In diesem Moment klopfte es an die Tür des Vernehmungsraums. Noch bevor Margot »Herein« sagen konnte, ging die Tür bereits auf. Horndeich.
»Sorry, könntest du gerade mal kurz?«
»Entschuldigung, bin gleich wieder da«, sagte Margot und erhob sich. Im Flur meinte sie zu Horndeich: »Erstens: Warum bist du erst jetzt da? Und zweitens: Warum unterbrichst du die Vernehmung?«
»Erstens: weil ich noch etwas überprüft habe. Und zweitens: weil du mir gleich dankbar dafür sein wirst.«
Horndeich führte Margot in ihr Büro. »Setz dich.«
Margot tat, wie ihr geheißen. Horndeich klickte mit der Maus, und auf Margots Monitor kam Bewegung in ein Video. Es zeigte einen Überfall auf eine Tankstelle.
»Und?«, fragte Margot.
Horndeich wartete noch ein paar Sekunden. Dann drückte er den Pause-Button. »Hier«, sagte er und zeigte auf einen der Männer. »Den kennen wir, oder?«
»Wer soll das sein?«
»Hallo? Wohin schaust du eigentlich bei Männern, wenn sie dir gegenübersitzen?«
Margot sagte nichts, und Horndeich zeigte auf die Schuhe des Räubers. »Freitagabend. Tankstelle in Lorsch. 22.45 Uhr. Die machen einen Überfall. Und der Typ da – das ist Bruno Sacher.«
Horndeich klopfte jetzt auf die Stelle, wo man die hellen Stiefel eines der Täter sehen konnte.

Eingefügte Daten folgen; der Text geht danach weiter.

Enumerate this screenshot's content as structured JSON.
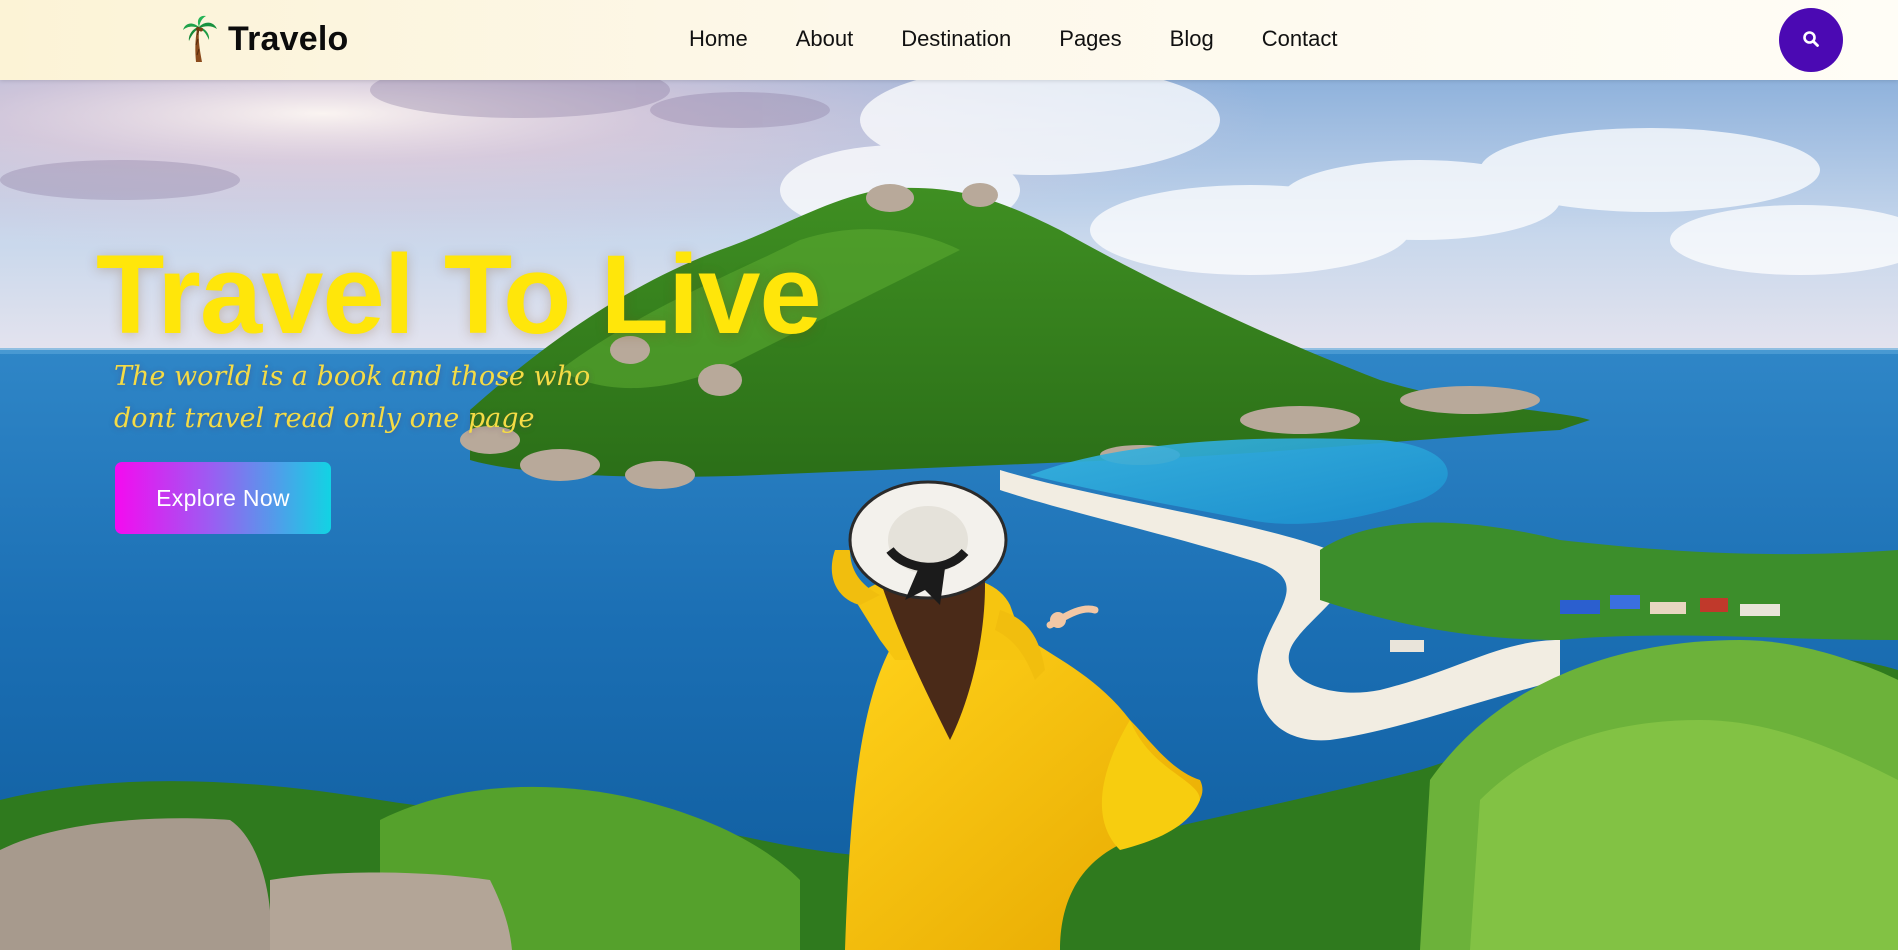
{
  "brand": {
    "name": "Travelo",
    "logo_icon": "palm-tree-icon"
  },
  "nav": {
    "items": [
      {
        "label": "Home"
      },
      {
        "label": "About"
      },
      {
        "label": "Destination"
      },
      {
        "label": "Pages"
      },
      {
        "label": "Blog"
      },
      {
        "label": "Contact"
      }
    ]
  },
  "search": {
    "icon": "search-icon",
    "color": "#4b09b3"
  },
  "hero": {
    "title": "Travel To Live",
    "tagline": "The world is a book and those who dont travel read only one page",
    "cta_label": "Explore Now",
    "title_color": "#ffe60a",
    "cta_gradient": [
      "#f50af0",
      "#12d3e3"
    ]
  }
}
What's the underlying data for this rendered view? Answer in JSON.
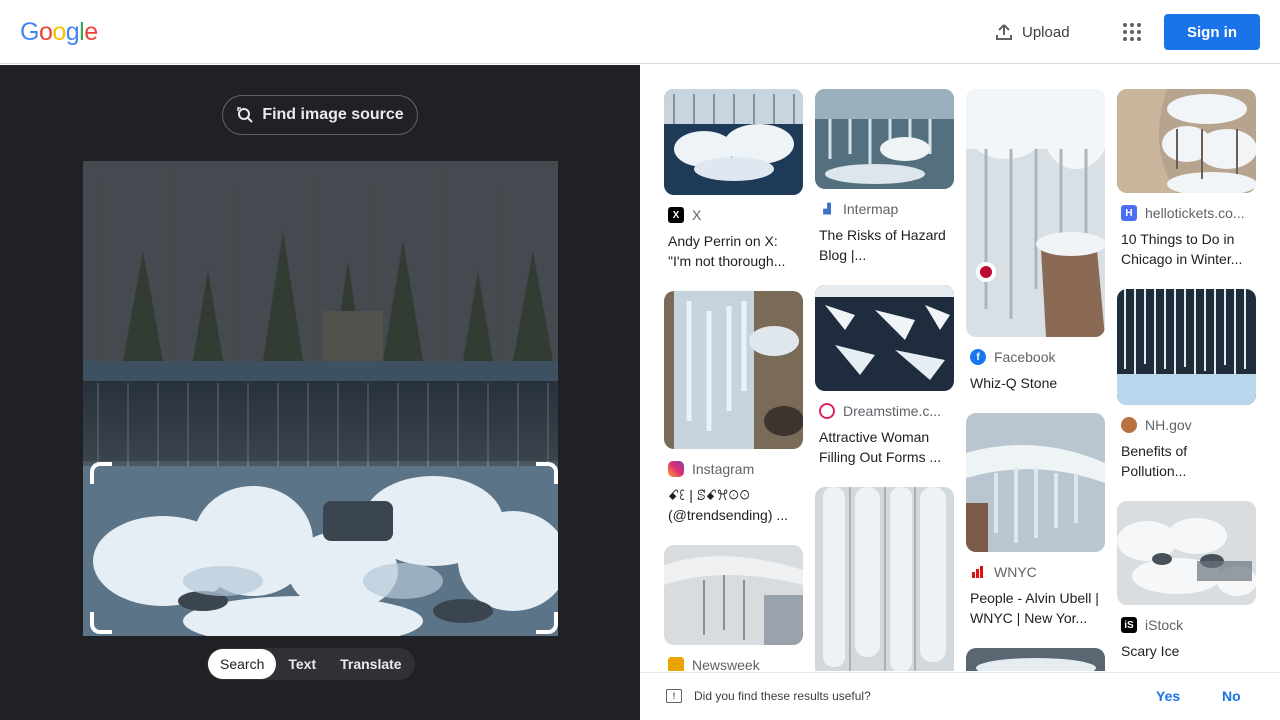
{
  "header": {
    "logo_letters": [
      "G",
      "o",
      "o",
      "g",
      "l",
      "e"
    ],
    "upload_label": "Upload",
    "signin_label": "Sign in"
  },
  "left": {
    "find_source_label": "Find image source",
    "modes": [
      "Search",
      "Text",
      "Translate"
    ],
    "active_mode": "Search"
  },
  "results": {
    "columns": [
      [
        {
          "source": "X",
          "title": "Andy Perrin on X: \"I'm not thorough...",
          "favicon": "x-icon"
        },
        {
          "source": "Instagram",
          "title": "ꗃꘓ | ꕷꗃꕮꖴꖴ (@trendsending) ...",
          "favicon": "instagram-icon"
        },
        {
          "source": "Newsweek",
          "title": "",
          "favicon": "newsweek-icon"
        }
      ],
      [
        {
          "source": "Intermap",
          "title": "The Risks of Hazard Blog |...",
          "favicon": "intermap-icon"
        },
        {
          "source": "Dreamstime.c...",
          "title": "Attractive Woman Filling Out Forms ...",
          "favicon": "dreamstime-icon"
        },
        {
          "source": "",
          "title": "",
          "favicon": ""
        }
      ],
      [
        {
          "source": "Facebook",
          "title": "Whiz-Q Stone",
          "favicon": "facebook-icon"
        },
        {
          "source": "WNYC",
          "title": "People - Alvin Ubell | WNYC | New Yor...",
          "favicon": "wnyc-icon"
        },
        {
          "source": "",
          "title": "",
          "favicon": ""
        }
      ],
      [
        {
          "source": "hellotickets.co...",
          "title": "10 Things to Do in Chicago in Winter...",
          "favicon": "hellotickets-icon"
        },
        {
          "source": "NH.gov",
          "title": "Benefits of Pollution...",
          "favicon": "nhgov-icon"
        },
        {
          "source": "iStock",
          "title": "Scary Ice",
          "favicon": "istock-icon"
        }
      ]
    ]
  },
  "feedback": {
    "question": "Did you find these results useful?",
    "yes_label": "Yes",
    "no_label": "No"
  },
  "colors": {
    "accent": "#1a73e8",
    "left_bg": "#202124"
  }
}
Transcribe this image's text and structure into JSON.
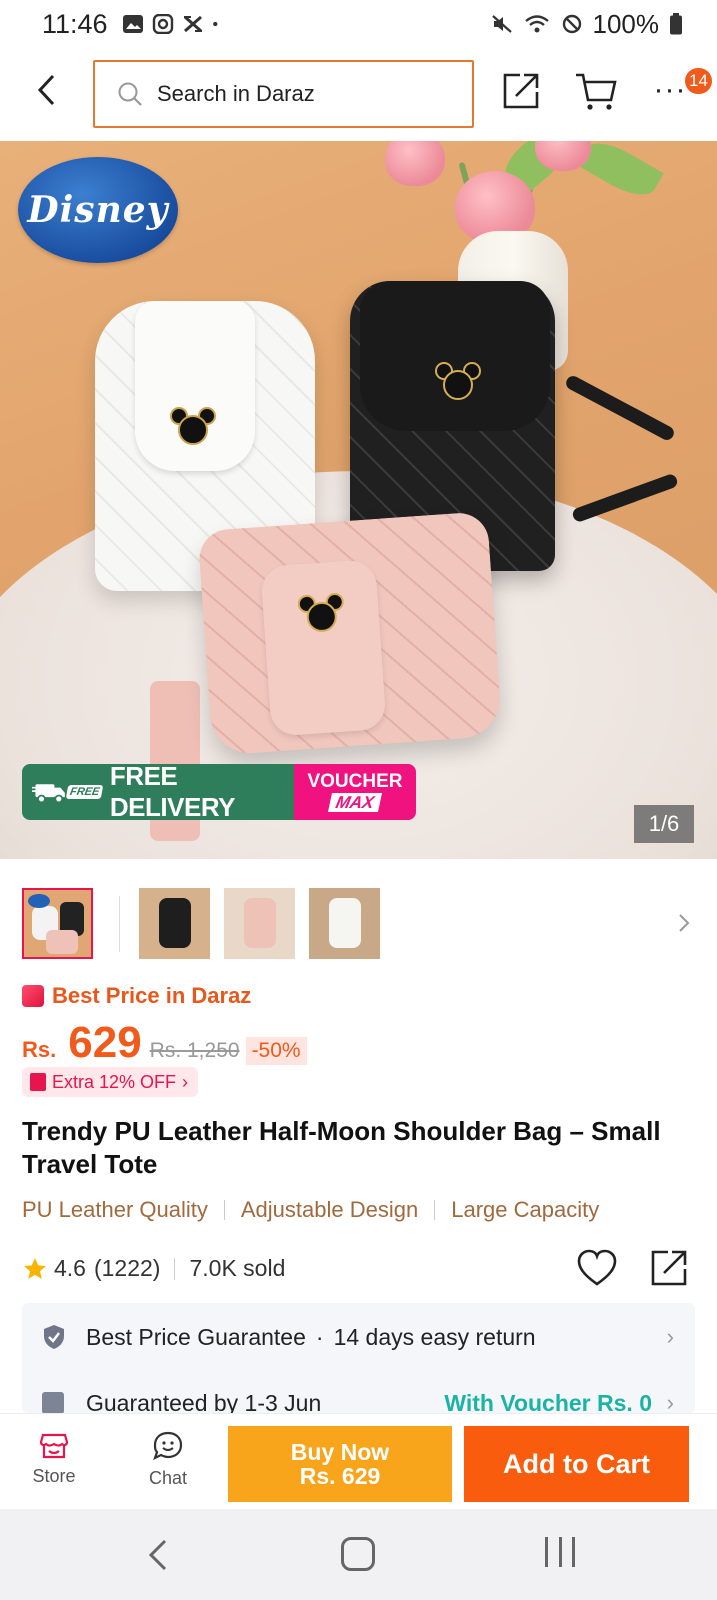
{
  "status_bar": {
    "time": "11:46",
    "battery": "100%",
    "left_icons": [
      "image-icon",
      "instagram-icon",
      "x-icon",
      "dot-icon"
    ],
    "right_icons": [
      "mute-icon",
      "wifi-icon",
      "dnd-icon",
      "battery-icon"
    ]
  },
  "top_nav": {
    "search_placeholder": "Search in Daraz",
    "cart_badge": "14",
    "more": "···"
  },
  "hero": {
    "brand_logo": "Disney",
    "promo_free_tag": "FREE",
    "promo_free": "FREE DELIVERY",
    "promo_voucher_top": "VOUCHER",
    "promo_voucher_max": "MAX",
    "counter": "1/6"
  },
  "product": {
    "best_price_label": "Best Price in Daraz",
    "currency": "Rs.",
    "price": "629",
    "old_price": "Rs. 1,250",
    "discount": "-50%",
    "extra_off": "Extra 12% OFF",
    "title": "Trendy PU Leather Half-Moon Shoulder Bag – Small Travel Tote",
    "features": [
      "PU Leather Quality",
      "Adjustable Design",
      "Large Capacity"
    ],
    "rating": "4.6",
    "rating_count": "(1222)",
    "sold": "7.0K sold"
  },
  "guarantee": {
    "best_price": "Best Price Guarantee",
    "separator": "·",
    "returns": "14 days easy return",
    "delivery": "Guaranteed by 1-3 Jun",
    "voucher": "With Voucher Rs. 0"
  },
  "action_bar": {
    "store": "Store",
    "chat": "Chat",
    "buy_now_line1": "Buy Now",
    "buy_now_line2": "Rs. 629",
    "add_to_cart": "Add to Cart"
  },
  "colors": {
    "accent_orange": "#f05a1a",
    "buy_now": "#f8a51c",
    "add_to_cart": "#f95c0c",
    "free_delivery": "#2e7d5b",
    "voucher_pink": "#f0127e",
    "feature_text": "#a06a3e"
  }
}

»Das soll ein Beweis sein?«
Horndeich grinste. »Das ist nur ein starkes Indiz. Schau, jetzt kommt die lustige Szene.« Einer der drei jungen Männer ging durch den Raum und sprühte Farbe auf die Überwachungskameras. Dabei überging er aber die, von der aus der Film gedreht worden war.
»Zu blöd. Eine Kamera haben sie übersehen. Und jetzt kommt der interessante Teil.«
Die Räuber überfielen den Tankwart hinter dem Tresen, ließen sich das Geld geben. Und bereits im Hinausgehen zog einer der Räuber die Maske vom Gesicht. Jetzt erkannte es auch Margot: Der Mann mit den hellen Stiefeln war Bruno Sacher. Er überfiel mit ein paar Kumpanen eine Tankstelle in Lorsch, während er angeblich mit seiner Mama Herr der Ringe geschaut hatte.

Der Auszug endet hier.